Lastly, supporting a loved one through a difficult experience can be difficult for you, too. Don’t be afraid to set boundaries and seek support for yourself.
If someone you love says that they’re thinking about ending their life, it’s important to ask them if they have a plan. If they have a plan and intend to end their life soon, or have attempted suicide and need medical attention, connect with crisis services or supports right away. Many areas have a crisis, distress, or suicide helpline, but you can always call 911 if you don’t know who to call. Stay with your loved one while you make the call, and don’t leave until the crisis line or emergency responders say you can leave.
The two most important things you can do are listen and help them connect with mental health services.
Here are tips for talking with a loved one:
- Find a private place and let your loved one take as much time as they need.
- Take your loved one seriously and listen without judgement—their feelings are very real.
- Keep your word—don’t make promise you can’t keep or don’t intend to keep.
- Tell your loved one that they are important and that you care about them.
If your loved one already sees a doctor or other mental health service provider, it’s important that they tell their service provider about any thoughts of suicide they may have been having. Depending on your relationship, you can offer to help—by helping your loved one schedule appointments or by taking them to their appointments, for example.

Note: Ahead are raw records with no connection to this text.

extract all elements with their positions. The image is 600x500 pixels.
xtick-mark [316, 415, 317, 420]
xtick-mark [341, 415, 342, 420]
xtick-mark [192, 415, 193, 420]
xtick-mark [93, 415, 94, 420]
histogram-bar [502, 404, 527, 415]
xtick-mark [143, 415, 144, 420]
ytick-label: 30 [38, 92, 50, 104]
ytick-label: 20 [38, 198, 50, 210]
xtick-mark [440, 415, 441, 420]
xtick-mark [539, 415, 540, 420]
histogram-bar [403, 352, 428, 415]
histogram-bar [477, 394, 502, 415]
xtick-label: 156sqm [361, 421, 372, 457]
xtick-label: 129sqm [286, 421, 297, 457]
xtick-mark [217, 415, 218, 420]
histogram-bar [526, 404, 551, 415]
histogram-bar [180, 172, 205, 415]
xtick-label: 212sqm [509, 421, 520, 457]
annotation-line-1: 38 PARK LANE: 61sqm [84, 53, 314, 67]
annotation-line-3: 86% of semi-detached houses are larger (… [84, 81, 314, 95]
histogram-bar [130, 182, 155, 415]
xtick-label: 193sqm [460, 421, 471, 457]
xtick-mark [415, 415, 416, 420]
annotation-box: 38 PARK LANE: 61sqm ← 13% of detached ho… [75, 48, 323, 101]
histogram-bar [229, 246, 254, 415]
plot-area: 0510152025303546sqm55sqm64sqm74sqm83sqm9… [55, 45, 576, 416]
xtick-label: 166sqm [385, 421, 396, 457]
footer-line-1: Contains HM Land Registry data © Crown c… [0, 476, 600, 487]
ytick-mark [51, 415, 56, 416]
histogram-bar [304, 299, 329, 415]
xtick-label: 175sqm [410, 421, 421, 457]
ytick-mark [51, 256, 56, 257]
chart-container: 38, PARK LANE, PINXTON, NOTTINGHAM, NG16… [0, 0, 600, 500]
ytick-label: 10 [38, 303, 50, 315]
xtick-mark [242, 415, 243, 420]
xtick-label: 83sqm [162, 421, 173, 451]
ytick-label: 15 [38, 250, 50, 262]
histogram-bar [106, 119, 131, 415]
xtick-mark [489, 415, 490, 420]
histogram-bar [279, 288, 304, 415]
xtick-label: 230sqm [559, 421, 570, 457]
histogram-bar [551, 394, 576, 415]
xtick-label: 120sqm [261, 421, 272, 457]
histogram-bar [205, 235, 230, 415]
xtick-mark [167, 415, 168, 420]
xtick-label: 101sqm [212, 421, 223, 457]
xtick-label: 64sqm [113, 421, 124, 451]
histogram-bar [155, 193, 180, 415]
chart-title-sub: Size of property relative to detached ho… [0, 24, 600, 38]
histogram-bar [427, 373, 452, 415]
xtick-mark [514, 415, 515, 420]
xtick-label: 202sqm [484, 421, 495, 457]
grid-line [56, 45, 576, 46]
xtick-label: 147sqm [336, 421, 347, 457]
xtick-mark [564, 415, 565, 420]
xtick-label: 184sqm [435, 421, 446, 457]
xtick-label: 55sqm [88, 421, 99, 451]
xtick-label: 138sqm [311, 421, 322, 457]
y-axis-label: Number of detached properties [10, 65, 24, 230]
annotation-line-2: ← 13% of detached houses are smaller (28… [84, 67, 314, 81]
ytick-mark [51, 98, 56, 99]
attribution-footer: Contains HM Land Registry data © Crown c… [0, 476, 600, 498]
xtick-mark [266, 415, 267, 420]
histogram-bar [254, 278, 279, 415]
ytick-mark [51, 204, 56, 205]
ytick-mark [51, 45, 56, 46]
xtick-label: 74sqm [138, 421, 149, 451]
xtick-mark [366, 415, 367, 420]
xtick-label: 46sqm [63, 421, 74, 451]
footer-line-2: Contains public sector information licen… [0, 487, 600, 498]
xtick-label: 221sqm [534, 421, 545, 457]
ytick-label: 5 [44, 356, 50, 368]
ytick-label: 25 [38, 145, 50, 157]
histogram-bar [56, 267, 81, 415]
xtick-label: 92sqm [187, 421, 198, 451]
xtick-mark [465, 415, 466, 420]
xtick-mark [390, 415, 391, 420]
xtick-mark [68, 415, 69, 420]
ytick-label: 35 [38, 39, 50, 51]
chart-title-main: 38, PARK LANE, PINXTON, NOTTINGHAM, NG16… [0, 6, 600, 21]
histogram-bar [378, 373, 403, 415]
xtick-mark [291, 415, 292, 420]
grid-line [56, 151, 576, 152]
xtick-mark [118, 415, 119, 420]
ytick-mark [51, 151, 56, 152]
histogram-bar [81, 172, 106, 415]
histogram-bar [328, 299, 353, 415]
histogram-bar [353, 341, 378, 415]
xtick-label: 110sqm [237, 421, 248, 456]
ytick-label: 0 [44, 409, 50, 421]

If your loved one doesn’t see a mental health service provider, you can give them the phone number for a local crisis line and encourage them to see their doctor. Your loved one may also be able to access services through their school, workplace, cultural or faith community.
Supporting a loved one can be a difficult experience for anyone, so it’s important to take care of your own mental health during this time and seek support if you need it.